Wade, 31, said he will not be “ready for opening night when training camp starts. But I’ll be ready for opening night when opening night gets here [Oct. 29 against Chicago]. I have a good amount of time to get ready for the season. I’m not on a clock.”
He had his first basketball workout of the offseason on Thursday, under the direction of noted trainer Tim Grover. That worked came one month after he received the OssaTron shockwave therapy.
Wade said this season, when the Heat will attempt to three-peat, “is going to be tough because we’re walking into unchartered water. Trying to muster up the motivation to try to win another championship. We understand the competition will be high. It will be very intense this year.”
And Wade wants the focus to remain squarely on the season, not the free agent frenzy that will follow. Wade and Bosh already have said they want to stay in Miami long-term, and James has said how much he enjoys it here but has stopped short of making a firm commitment.
Asked Friday about his gut feeling about whether all three will remain with the Heat beyond next season, Wade said: “I have no reason to believe anything else. We all love it here. We’re all committed to compete for many, many years to come. Obviously, the business side will take over at one point.”
Of the criticism that he endured during the playoffs – when he played below his standards before coming through at key moments against the Pacers and Spurs – Wade said he would remember “all of it. Whether it was reading down your Twitter timeline, reading Instagram. I’m always motivated by what people say I can’t do or won’t do.
“Anytime any individual doubts you, you want to prove them wrong and prove that you can do what people have said your whole life you cannot do. When I’m healthy, I can do the things I want to do.”

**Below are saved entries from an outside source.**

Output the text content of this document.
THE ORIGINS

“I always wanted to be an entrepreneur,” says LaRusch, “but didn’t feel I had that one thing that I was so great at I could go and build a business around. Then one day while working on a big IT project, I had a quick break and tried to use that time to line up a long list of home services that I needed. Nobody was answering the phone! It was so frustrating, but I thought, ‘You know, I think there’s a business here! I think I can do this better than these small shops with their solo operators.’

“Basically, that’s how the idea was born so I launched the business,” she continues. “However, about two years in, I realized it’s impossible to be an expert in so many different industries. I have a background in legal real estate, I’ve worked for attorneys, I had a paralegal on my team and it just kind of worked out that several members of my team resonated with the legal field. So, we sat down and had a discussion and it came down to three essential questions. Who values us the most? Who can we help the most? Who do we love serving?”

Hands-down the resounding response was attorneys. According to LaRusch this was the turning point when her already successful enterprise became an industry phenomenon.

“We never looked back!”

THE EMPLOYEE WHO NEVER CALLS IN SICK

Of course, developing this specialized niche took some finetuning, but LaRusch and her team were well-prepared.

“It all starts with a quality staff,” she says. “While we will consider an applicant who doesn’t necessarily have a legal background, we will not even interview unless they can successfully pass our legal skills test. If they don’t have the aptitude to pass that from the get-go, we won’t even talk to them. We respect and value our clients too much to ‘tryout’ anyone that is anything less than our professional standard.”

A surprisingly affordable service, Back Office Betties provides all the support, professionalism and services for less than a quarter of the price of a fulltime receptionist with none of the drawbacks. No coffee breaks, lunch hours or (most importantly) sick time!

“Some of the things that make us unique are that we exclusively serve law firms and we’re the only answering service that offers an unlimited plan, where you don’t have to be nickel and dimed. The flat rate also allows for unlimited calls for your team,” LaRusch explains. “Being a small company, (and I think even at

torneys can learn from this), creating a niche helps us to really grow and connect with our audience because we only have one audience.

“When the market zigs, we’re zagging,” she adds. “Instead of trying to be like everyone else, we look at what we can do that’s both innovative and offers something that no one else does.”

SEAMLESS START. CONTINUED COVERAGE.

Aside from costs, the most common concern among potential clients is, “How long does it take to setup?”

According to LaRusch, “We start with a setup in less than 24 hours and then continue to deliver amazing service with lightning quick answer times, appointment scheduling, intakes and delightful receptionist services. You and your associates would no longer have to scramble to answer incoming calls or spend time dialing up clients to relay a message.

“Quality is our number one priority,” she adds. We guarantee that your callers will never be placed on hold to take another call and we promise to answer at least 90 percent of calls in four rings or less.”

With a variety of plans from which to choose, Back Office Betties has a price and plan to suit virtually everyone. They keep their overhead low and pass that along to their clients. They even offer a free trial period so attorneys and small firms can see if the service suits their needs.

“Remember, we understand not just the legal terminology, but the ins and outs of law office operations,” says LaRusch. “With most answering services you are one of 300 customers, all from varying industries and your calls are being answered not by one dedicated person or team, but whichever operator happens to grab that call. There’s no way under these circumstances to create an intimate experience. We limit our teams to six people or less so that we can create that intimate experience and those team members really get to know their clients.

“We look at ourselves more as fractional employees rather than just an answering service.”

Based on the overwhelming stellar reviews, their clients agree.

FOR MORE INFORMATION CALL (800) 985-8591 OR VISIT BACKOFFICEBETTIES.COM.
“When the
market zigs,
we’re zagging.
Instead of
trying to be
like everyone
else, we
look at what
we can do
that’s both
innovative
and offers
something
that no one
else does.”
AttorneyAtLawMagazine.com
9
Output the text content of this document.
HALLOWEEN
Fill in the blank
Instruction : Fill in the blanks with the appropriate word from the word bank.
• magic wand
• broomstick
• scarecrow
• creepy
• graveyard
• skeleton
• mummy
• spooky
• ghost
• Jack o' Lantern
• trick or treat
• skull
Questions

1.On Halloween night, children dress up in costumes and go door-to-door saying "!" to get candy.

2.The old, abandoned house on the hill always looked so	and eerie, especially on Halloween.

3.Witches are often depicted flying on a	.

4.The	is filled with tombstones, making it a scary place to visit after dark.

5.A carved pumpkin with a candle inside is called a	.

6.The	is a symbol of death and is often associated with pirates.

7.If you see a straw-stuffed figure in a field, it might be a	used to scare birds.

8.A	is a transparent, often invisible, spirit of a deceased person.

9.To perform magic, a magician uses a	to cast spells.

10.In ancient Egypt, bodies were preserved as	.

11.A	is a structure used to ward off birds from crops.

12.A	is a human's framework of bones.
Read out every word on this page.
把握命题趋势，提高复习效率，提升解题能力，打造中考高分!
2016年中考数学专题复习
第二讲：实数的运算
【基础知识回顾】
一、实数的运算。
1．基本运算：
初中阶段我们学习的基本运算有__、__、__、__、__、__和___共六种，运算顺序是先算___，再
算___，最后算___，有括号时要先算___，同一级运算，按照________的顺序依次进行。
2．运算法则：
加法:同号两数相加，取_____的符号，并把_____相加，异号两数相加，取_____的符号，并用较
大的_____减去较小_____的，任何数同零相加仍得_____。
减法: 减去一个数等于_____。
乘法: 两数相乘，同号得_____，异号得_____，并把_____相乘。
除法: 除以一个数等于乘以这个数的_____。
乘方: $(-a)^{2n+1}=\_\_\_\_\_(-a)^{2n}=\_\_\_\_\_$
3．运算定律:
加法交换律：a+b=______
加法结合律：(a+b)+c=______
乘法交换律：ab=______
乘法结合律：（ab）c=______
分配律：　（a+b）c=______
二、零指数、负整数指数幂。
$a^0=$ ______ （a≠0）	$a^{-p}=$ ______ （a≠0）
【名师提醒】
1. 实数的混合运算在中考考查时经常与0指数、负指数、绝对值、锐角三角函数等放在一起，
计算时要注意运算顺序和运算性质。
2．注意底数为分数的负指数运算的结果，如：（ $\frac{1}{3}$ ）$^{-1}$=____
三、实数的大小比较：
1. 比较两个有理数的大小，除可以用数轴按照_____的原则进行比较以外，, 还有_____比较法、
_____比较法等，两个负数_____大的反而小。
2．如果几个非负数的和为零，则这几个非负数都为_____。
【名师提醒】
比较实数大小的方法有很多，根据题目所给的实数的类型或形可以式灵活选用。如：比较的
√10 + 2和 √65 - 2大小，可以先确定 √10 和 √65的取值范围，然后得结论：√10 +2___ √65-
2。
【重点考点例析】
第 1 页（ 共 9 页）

Wade said people still have “misconceptions about what I went through” during what he called a “frustrating” playoff run.
“I just went through a lot of tendinitis and getting hit and bone bruises in the wrong places at the wrong time,” he said. “And those things take a long time to heal. I didn’t go through any structural damage.”
Even bending to put on shorts was difficult, and he said “X-rays can’t tell how much pain you’re in. Only you know. I was able to have timely performances to help my team win a championship.”
Asked if he might be receptive to playing fewer minutes or sitting out the second night of back-to-back games to help preserve his knees, Wade said: “I’m not getting into what people say I should do. I want to be on the court.
“[But] I’m not stubborn or close-minded. I will always listen and talk to Pat Riley and coach [Erik Spoelstra] about how I’m feeling. But I want to be on the floor.”
Wade said he would not change his style to try to reduce the risk of injury. Of attacking the basket, he said, “I am going to do that. I am going to do that.”
But he also said: “Every year something changes in the way I have to play with this team and [I’m] prepared for whatever coach asks me to do. It could be more, hopefully not less, than previous years.”
He said he will continue to shoot midrange shots “until I stop playing the game” and added he expects to post up more – an aspect of his game that he has gone to more often, and generally effectively, in recent years.
During the Finals, the Spurs did not double team him a lot and even attempted to have center Tiago Splitter defend him briefly before coach Gregg Popovich thought better of it.
Wade said that did not offend him: “I welcome it. Whenever you get a chance to play one-on-one and you feel you’re capable of beating most guys one on one, especially when they put their bigs on us.”
Wade said the Heat’s competition “on paper” is the most formidable since the Big Three came together “but you never know until you get into the season. The East obviously has gotten stronger. Brooklyn did something unprecedented to put five all-star players on the floor at one time.
“Paul Pierce and Kevin Garnett... bring something the [Nets] were missing in the sense of winning and toughness. You see a lot of teams in the league just trying to get better. Right now, we’re the standard. We’ve won two in a row. Teams are putting teams together to try to stop that. It was a great summer for the NBA.”